The transaction fee for the transfer was 67,500 satoshis, or $39.43, which is considerably low. However, per mempool details, this was still an overpayment of 50x that saw the $10.2 million transaction confirmed quickly.

In October 2018, the wallet’s holdings totaled about $896,000, and crossed the $5 million mark in late January 2021.

According to data on blockchain explorer Blockchair, the addresses’ balance currently stands at 0.00004226 BTC, worth $2.50 at the current Bitcoin price of $59,300.

Bitcoin wallets waking up

The last few months have seen a rising frequency of dormant Bitcoin addresses waking up to move millions of dollars worth of BTC. It’s notable that Satoshi-era addresses — those holding coins mined in the first few months of Bitcoin creator Satoshi Nakamoto’s time — have not been common.

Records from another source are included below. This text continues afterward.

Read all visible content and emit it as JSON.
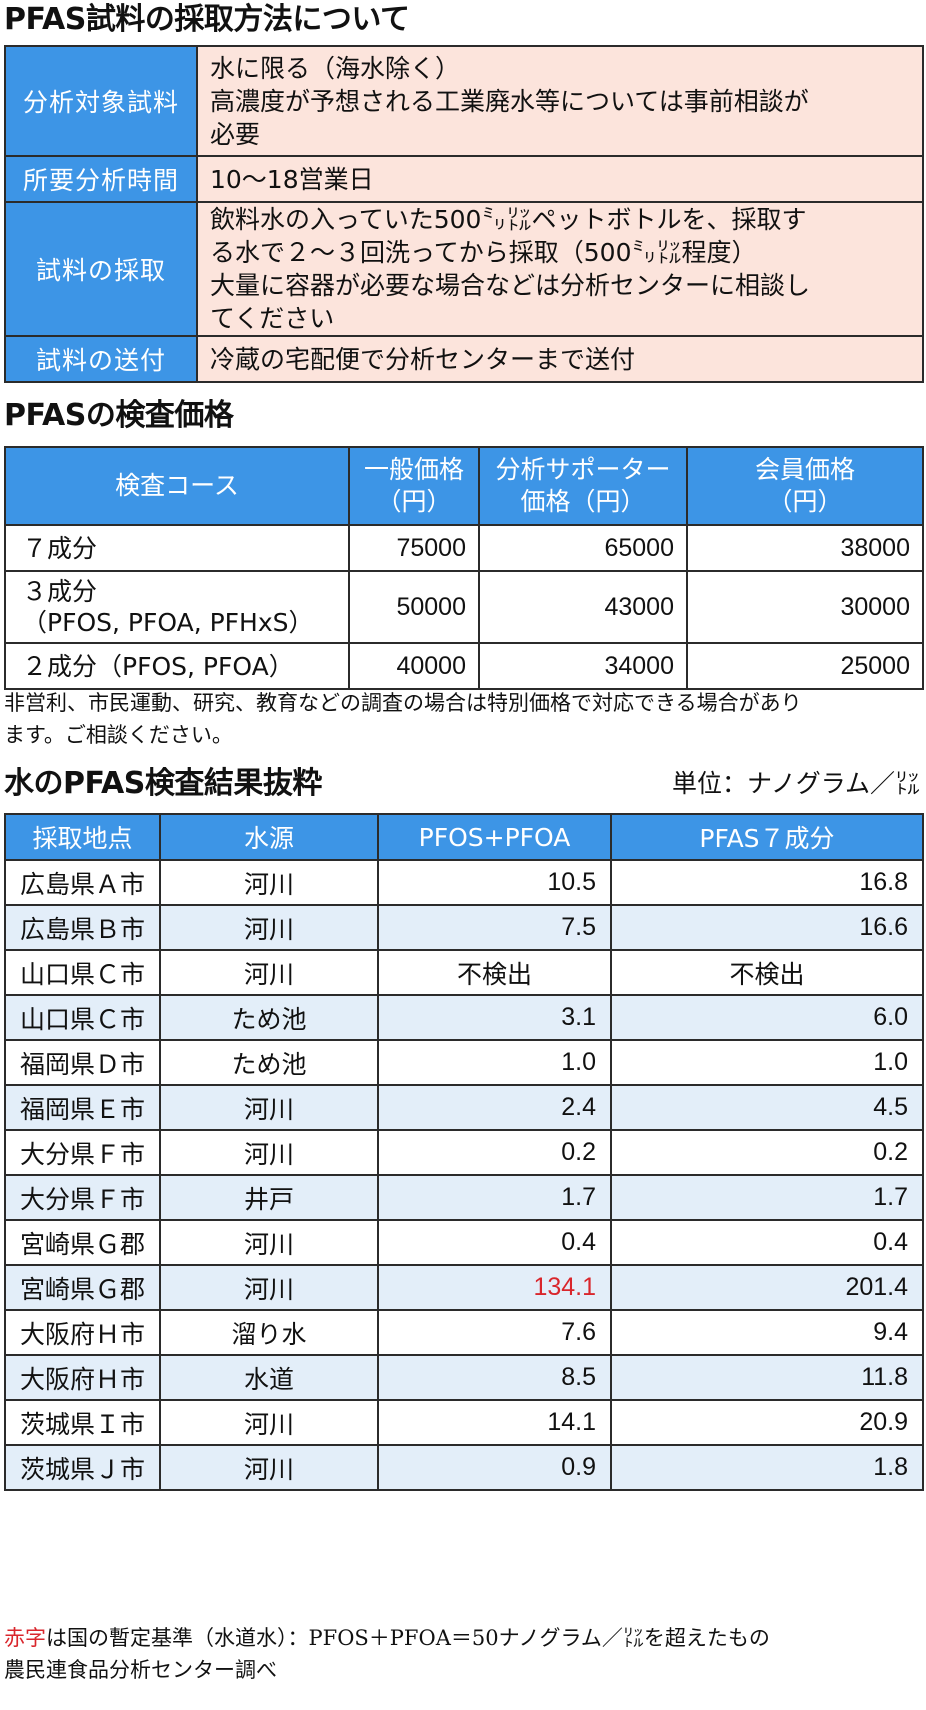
{
  "sampling": {
    "title": "PFAS試料の採取方法について",
    "rows": [
      {
        "label": "分析対象試料",
        "lines": [
          "水に限る（海水除く）",
          "高濃度が予想される工業廃水等については事前相談が",
          "必要"
        ]
      },
      {
        "label": "所要分析時間",
        "lines": [
          "10〜18営業日"
        ]
      },
      {
        "label": "試料の採取",
        "lines": [
          "飲料水の入っていた500㍉㍑ペットボトルを、採取す",
          "る水で２〜３回洗ってから採取（500㍉㍑程度）",
          "大量に容器が必要な場合などは分析センターに相談し",
          "てください"
        ]
      },
      {
        "label": "試料の送付",
        "lines": [
          "冷蔵の宅配便で分析センターまで送付"
        ]
      }
    ]
  },
  "pricing": {
    "title": "PFASの検査価格",
    "headers": [
      {
        "lines": [
          "検査コース"
        ]
      },
      {
        "lines": [
          "一般価格",
          "（円）"
        ]
      },
      {
        "lines": [
          "分析サポーター",
          "価格（円）"
        ]
      },
      {
        "lines": [
          "会員価格",
          "（円）"
        ]
      }
    ],
    "rows": [
      {
        "course": [
          "７成分"
        ],
        "general": "75000",
        "supporter": "65000",
        "member": "38000"
      },
      {
        "course": [
          "３成分",
          "（PFOS, PFOA, PFHxS）"
        ],
        "general": "50000",
        "supporter": "43000",
        "member": "30000"
      },
      {
        "course": [
          "２成分（PFOS, PFOA）"
        ],
        "general": "40000",
        "supporter": "34000",
        "member": "25000"
      }
    ],
    "note_lines": [
      "非営利、市民運動、研究、教育などの調査の場合は特別価格で対応できる場合があり",
      "ます。ご相談ください。"
    ]
  },
  "results": {
    "title": "水のPFAS検査結果抜粋",
    "unit": "単位：ナノグラム／㍑",
    "headers": [
      "採取地点",
      "水源",
      "PFOS+PFOA",
      "PFAS７成分"
    ],
    "rows": [
      {
        "site": "広島県Ａ市",
        "source": "河川",
        "pfos_pfoa": "10.5",
        "pfas7": "16.8",
        "exceeds": false,
        "not_detected": false
      },
      {
        "site": "広島県Ｂ市",
        "source": "河川",
        "pfos_pfoa": "7.5",
        "pfas7": "16.6",
        "exceeds": false,
        "not_detected": false
      },
      {
        "site": "山口県Ｃ市",
        "source": "河川",
        "pfos_pfoa": "不検出",
        "pfas7": "不検出",
        "exceeds": false,
        "not_detected": true
      },
      {
        "site": "山口県Ｃ市",
        "source": "ため池",
        "pfos_pfoa": "3.1",
        "pfas7": "6.0",
        "exceeds": false,
        "not_detected": false
      },
      {
        "site": "福岡県Ｄ市",
        "source": "ため池",
        "pfos_pfoa": "1.0",
        "pfas7": "1.0",
        "exceeds": false,
        "not_detected": false
      },
      {
        "site": "福岡県Ｅ市",
        "source": "河川",
        "pfos_pfoa": "2.4",
        "pfas7": "4.5",
        "exceeds": false,
        "not_detected": false
      },
      {
        "site": "大分県Ｆ市",
        "source": "河川",
        "pfos_pfoa": "0.2",
        "pfas7": "0.2",
        "exceeds": false,
        "not_detected": false
      },
      {
        "site": "大分県Ｆ市",
        "source": "井戸",
        "pfos_pfoa": "1.7",
        "pfas7": "1.7",
        "exceeds": false,
        "not_detected": false
      },
      {
        "site": "宮崎県Ｇ郡",
        "source": "河川",
        "pfos_pfoa": "0.4",
        "pfas7": "0.4",
        "exceeds": false,
        "not_detected": false
      },
      {
        "site": "宮崎県Ｇ郡",
        "source": "河川",
        "pfos_pfoa": "134.1",
        "pfas7": "201.4",
        "exceeds": true,
        "not_detected": false
      },
      {
        "site": "大阪府Ｈ市",
        "source": "溜り水",
        "pfos_pfoa": "7.6",
        "pfas7": "9.4",
        "exceeds": false,
        "not_detected": false
      },
      {
        "site": "大阪府Ｈ市",
        "source": "水道",
        "pfos_pfoa": "8.5",
        "pfas7": "11.8",
        "exceeds": false,
        "not_detected": false
      },
      {
        "site": "茨城県Ｉ市",
        "source": "河川",
        "pfos_pfoa": "14.1",
        "pfas7": "20.9",
        "exceeds": false,
        "not_detected": false
      },
      {
        "site": "茨城県Ｊ市",
        "source": "河川",
        "pfos_pfoa": "0.9",
        "pfas7": "1.8",
        "exceeds": false,
        "not_detected": false
      }
    ],
    "footnote": {
      "red_text": "赤字",
      "rest": "は国の暫定基準（水道水）：PFOS＋PFOA＝50ナノグラム／㍑を超えたもの",
      "source": "農民連食品分析センター調べ"
    }
  },
  "colors": {
    "header_blue": "#3d95e6",
    "info_value_bg": "#fce4dc",
    "stripe_bg": "#e3eef9",
    "exceed_red": "#d9262c"
  }
}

However, the past few months have seen multiple dormant wallets suddenly move, including one that woke up after a 12-year hibernation to transfer $6.9 million in BTC in July this year. Another wallet sent $3 million in BTC to Binance in June after being dormant for over 14 years.

Whale Alert also spotted this other dormant wallet movement.

Currently, about 18.3 million BTC are in dormant Bitcoin wallets. BitInfoCharts data shows a sharp rise since January 2024, when cumulatively, dormant BTC wallets held about 7.4 million coins.

In most cases, investors watch the movement of BTC in dormant wallets as potential sources of fresh supply pressure on prices. ‘Sell wall’ investors often see prices struggle, resulting in huge volatility.